Pure survival are often words used by parents when describing a particular decision made at a given time involving their kids.

It's not always pretty, it just happens to be at that specific time and in that place.  And “it” may never happen again.

That ranges from taking kids to creative spots when they've gotta go!  Or getting an underage, yet older sibling to take care of younger brothers or sisters, in a pinch.  Or in the case of one mom — lightning her load — literally.

During a candid conversation with several parents recently, a single mom of four revealed that when one of her kids was in his teens, 14 or so, that she taught him how to do laundry. Everyone looked at her in utter shock?

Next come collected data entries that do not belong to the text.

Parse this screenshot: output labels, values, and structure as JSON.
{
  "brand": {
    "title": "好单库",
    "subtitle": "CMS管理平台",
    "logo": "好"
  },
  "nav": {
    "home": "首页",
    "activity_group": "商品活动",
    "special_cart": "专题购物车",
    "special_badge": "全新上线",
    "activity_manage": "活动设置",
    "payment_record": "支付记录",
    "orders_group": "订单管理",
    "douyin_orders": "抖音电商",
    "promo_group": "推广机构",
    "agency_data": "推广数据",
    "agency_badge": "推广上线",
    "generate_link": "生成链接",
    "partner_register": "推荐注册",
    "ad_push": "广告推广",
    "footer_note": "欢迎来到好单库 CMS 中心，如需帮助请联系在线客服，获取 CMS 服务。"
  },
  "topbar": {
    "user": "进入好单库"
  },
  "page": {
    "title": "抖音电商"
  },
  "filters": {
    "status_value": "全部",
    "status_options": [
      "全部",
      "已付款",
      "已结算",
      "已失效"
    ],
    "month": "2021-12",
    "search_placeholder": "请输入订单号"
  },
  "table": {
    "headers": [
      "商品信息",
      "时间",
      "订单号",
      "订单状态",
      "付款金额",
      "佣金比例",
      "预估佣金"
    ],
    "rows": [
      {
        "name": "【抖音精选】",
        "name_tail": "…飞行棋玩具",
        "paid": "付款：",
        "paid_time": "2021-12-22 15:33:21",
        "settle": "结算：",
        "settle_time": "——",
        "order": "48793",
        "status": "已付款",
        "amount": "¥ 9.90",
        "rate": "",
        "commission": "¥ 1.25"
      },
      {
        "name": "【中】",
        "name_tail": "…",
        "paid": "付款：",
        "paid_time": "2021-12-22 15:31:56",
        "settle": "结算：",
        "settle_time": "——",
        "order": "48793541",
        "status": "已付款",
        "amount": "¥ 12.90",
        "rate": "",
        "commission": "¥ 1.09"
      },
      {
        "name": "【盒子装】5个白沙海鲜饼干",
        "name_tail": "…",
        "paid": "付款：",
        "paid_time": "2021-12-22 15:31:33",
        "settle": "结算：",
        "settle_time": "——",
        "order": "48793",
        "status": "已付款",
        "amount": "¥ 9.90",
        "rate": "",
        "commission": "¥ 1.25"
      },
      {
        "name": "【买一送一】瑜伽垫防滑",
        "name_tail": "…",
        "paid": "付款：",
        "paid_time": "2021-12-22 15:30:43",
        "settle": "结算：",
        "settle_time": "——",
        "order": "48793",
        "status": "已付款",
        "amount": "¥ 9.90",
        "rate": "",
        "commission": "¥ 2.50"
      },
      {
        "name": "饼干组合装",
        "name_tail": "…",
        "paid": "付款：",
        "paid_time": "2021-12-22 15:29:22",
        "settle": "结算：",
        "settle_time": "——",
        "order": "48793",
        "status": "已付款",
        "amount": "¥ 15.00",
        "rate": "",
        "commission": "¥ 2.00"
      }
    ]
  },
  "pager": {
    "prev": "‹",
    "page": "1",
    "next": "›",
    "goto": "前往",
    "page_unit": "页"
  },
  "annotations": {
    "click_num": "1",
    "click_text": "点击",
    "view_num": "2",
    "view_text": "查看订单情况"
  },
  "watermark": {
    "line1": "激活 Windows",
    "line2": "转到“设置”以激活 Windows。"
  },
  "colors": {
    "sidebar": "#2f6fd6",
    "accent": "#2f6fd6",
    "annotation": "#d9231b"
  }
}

A 14-year-old doing laundry?  She must have been speaking in another language.  She went on to explain that juggling a job, 4 kids, a household and life, she had to divide and conquer chores and duties.  Pure survival for her meant teaching her teenage son how to wash the family's clothes.

Why is that such a foreign concept?  It's not like doing laundry takes superhuman skill and intellect.  Was it his age or the fact that he was a boy that left everyone so bemused. Is it not a life skill that he will need to know one day?

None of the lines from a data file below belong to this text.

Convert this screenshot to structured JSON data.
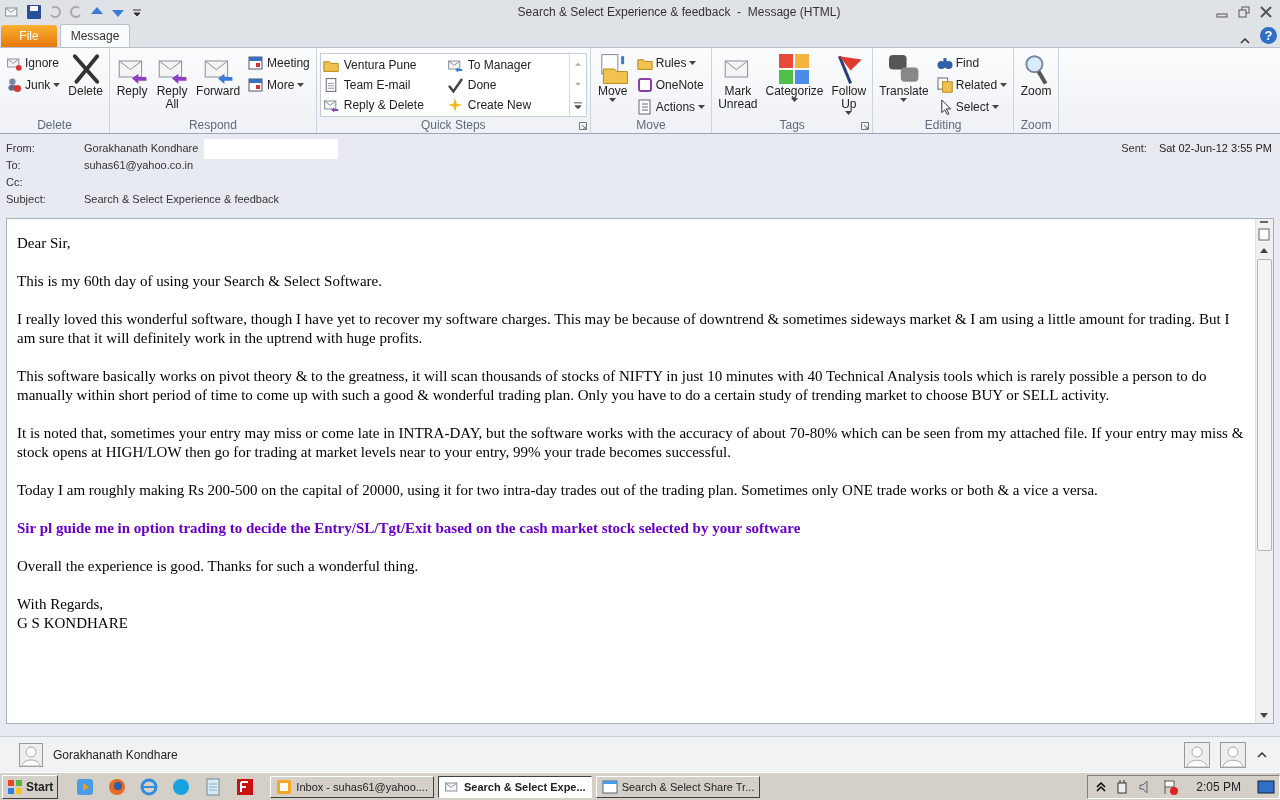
{
  "window": {
    "title": "Search & Select Experience & feedback  -  Message (HTML)",
    "help": "?"
  },
  "tabs": [
    {
      "label": "File",
      "kind": "file",
      "selected": false
    },
    {
      "label": "Message",
      "kind": "tab",
      "selected": true
    }
  ],
  "ribbon": [
    {
      "label": "Delete",
      "launcher": false,
      "items": [
        {
          "kind": "column",
          "buttons": [
            {
              "label": "Ignore",
              "dropdown": false
            },
            {
              "label": "Junk",
              "dropdown": true
            }
          ]
        },
        {
          "kind": "large",
          "label": "Delete",
          "dropdown": false
        }
      ]
    },
    {
      "label": "Respond",
      "launcher": false,
      "items": [
        {
          "kind": "large",
          "label": "Reply",
          "dropdown": false
        },
        {
          "kind": "large",
          "label": "Reply All",
          "dropdown": false
        },
        {
          "kind": "large",
          "label": "Forward",
          "dropdown": false
        },
        {
          "kind": "column",
          "buttons": [
            {
              "label": "Meeting",
              "dropdown": false
            },
            {
              "label": "More",
              "dropdown": true
            }
          ]
        }
      ]
    },
    {
      "label": "Quick Steps",
      "launcher": true,
      "items": [
        {
          "kind": "gallery",
          "columns": [
            [
              "Ventura Pune",
              "Team E-mail",
              "Reply & Delete"
            ],
            [
              "To Manager",
              "Done",
              "Create New"
            ]
          ]
        }
      ]
    },
    {
      "label": "Move",
      "launcher": false,
      "items": [
        {
          "kind": "large",
          "label": "Move",
          "dropdown": true
        },
        {
          "kind": "column",
          "buttons": [
            {
              "label": "Rules",
              "dropdown": true
            },
            {
              "label": "OneNote",
              "dropdown": false
            },
            {
              "label": "Actions",
              "dropdown": true
            }
          ]
        }
      ]
    },
    {
      "label": "Tags",
      "launcher": true,
      "items": [
        {
          "kind": "large",
          "label": "Mark Unread",
          "dropdown": false
        },
        {
          "kind": "large",
          "label": "Categorize",
          "dropdown": true
        },
        {
          "kind": "large",
          "label": "Follow Up",
          "dropdown": true
        }
      ]
    },
    {
      "label": "Editing",
      "launcher": false,
      "items": [
        {
          "kind": "large",
          "label": "Translate",
          "dropdown": true
        },
        {
          "kind": "column",
          "buttons": [
            {
              "label": "Find",
              "dropdown": false
            },
            {
              "label": "Related",
              "dropdown": true
            },
            {
              "label": "Select",
              "dropdown": true
            }
          ]
        }
      ]
    },
    {
      "label": "Zoom",
      "launcher": false,
      "items": [
        {
          "kind": "large",
          "label": "Zoom",
          "dropdown": false
        }
      ]
    }
  ],
  "header": {
    "from_label": "From:",
    "from": "Gorakhanath Kondhare",
    "to_label": "To:",
    "to": "suhas61@yahoo.co.in",
    "cc_label": "Cc:",
    "subject_label": "Subject:",
    "subject": "Search & Select Experience & feedback",
    "sent_label": "Sent:",
    "sent": "Sat 02-Jun-12 3:55 PM"
  },
  "body": [
    {
      "kind": "normal",
      "lines": [
        "Dear Sir,"
      ]
    },
    {
      "kind": "normal",
      "lines": [
        "This is my 60th day of using your Search & Select Software."
      ]
    },
    {
      "kind": "normal",
      "lines": [
        "I really loved this wonderful software, though I have yet to recover my software charges. This may be because of downtrend & sometimes sideways market & I am using a little amount for trading. But I am sure that it will definitely work in the uptrend with huge profits."
      ]
    },
    {
      "kind": "normal",
      "lines": [
        "This software basically works on pivot theory & to the greatness, it will scan thousands of stocks of NIFTY in just 10 minutes with 40 Technical Analysis tools which is rarely possible a person to do manually within short period of time to come up with such a good & wonderful trading plan. Only you have to do a certain study of trending market to choose BUY or SELL activity."
      ]
    },
    {
      "kind": "normal",
      "lines": [
        "It is noted that, sometimes your entry may miss or come late in INTRA-DAY, but the software works with the accuracy of about 70-80% which can be seen from my attached file. If your entry may miss & stock opens at HIGH/LOW then go for trading at market levels near to your entry, 99% your trade becomes successful."
      ]
    },
    {
      "kind": "normal",
      "lines": [
        "Today I am roughly making Rs 200-500 on the capital of 20000, using it for two intra-day trades out of the trading plan. Sometimes only ONE trade works or both & a vice a versa."
      ]
    },
    {
      "kind": "highlight",
      "lines": [
        "Sir pl guide me in option trading to decide the Entry/SL/Tgt/Exit based on the cash market stock selected by your software"
      ]
    },
    {
      "kind": "normal",
      "lines": [
        "Overall the experience is good. Thanks for such a wonderful thing."
      ]
    },
    {
      "kind": "normal",
      "lines": [
        "With Regards,",
        "G S KONDHARE"
      ]
    }
  ],
  "people_pane": {
    "name": "Gorakhanath Kondhare"
  },
  "taskbar": {
    "start": "Start",
    "tasks": [
      {
        "label": "Inbox - suhas61@yahoo....",
        "selected": false
      },
      {
        "label": "Search & Select Expe...",
        "selected": true
      },
      {
        "label": "Search & Select Share Tr...",
        "selected": false
      }
    ],
    "clock": "2:05 PM"
  }
}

Funnily enough the laundry lesson came up in another conversation with several parents this week.  This time a mom of two girls mentioned that she taught her kids how to do their laundry around 12 or 13 years of age.

Brilliant, simply brilliant!  Kudos to those parents for resisting the urge to do things that kids can do for themselves.  Sorting, soap, a couple of buttons and they're off.  No biggie.

The biggie is what they are learning through the laundry task.  That there is a process to cleaning clothes — one that involves time, organization, effort.  That dirtying clothes have a consequence at one point that must be dealt with.  That if they are down to their last underwear, there is hope.  A solution is not too far off.

If teaching laundry skills 101 is too big a leap, then baby steps make sense.  Sorting, folding and delivering clothes to their rightful owners are tasks kids as young as 2 or 3 can participate in without too much supervision.

Who knows, it may just be what the doctor ordered to nip the 'clothes all over the room and on the floor' crisis that many of us parents face.  And in tandem, it makes sense for parents who insist on doing everything themselves, denying kids the opportunity to think, act and take care of themselves.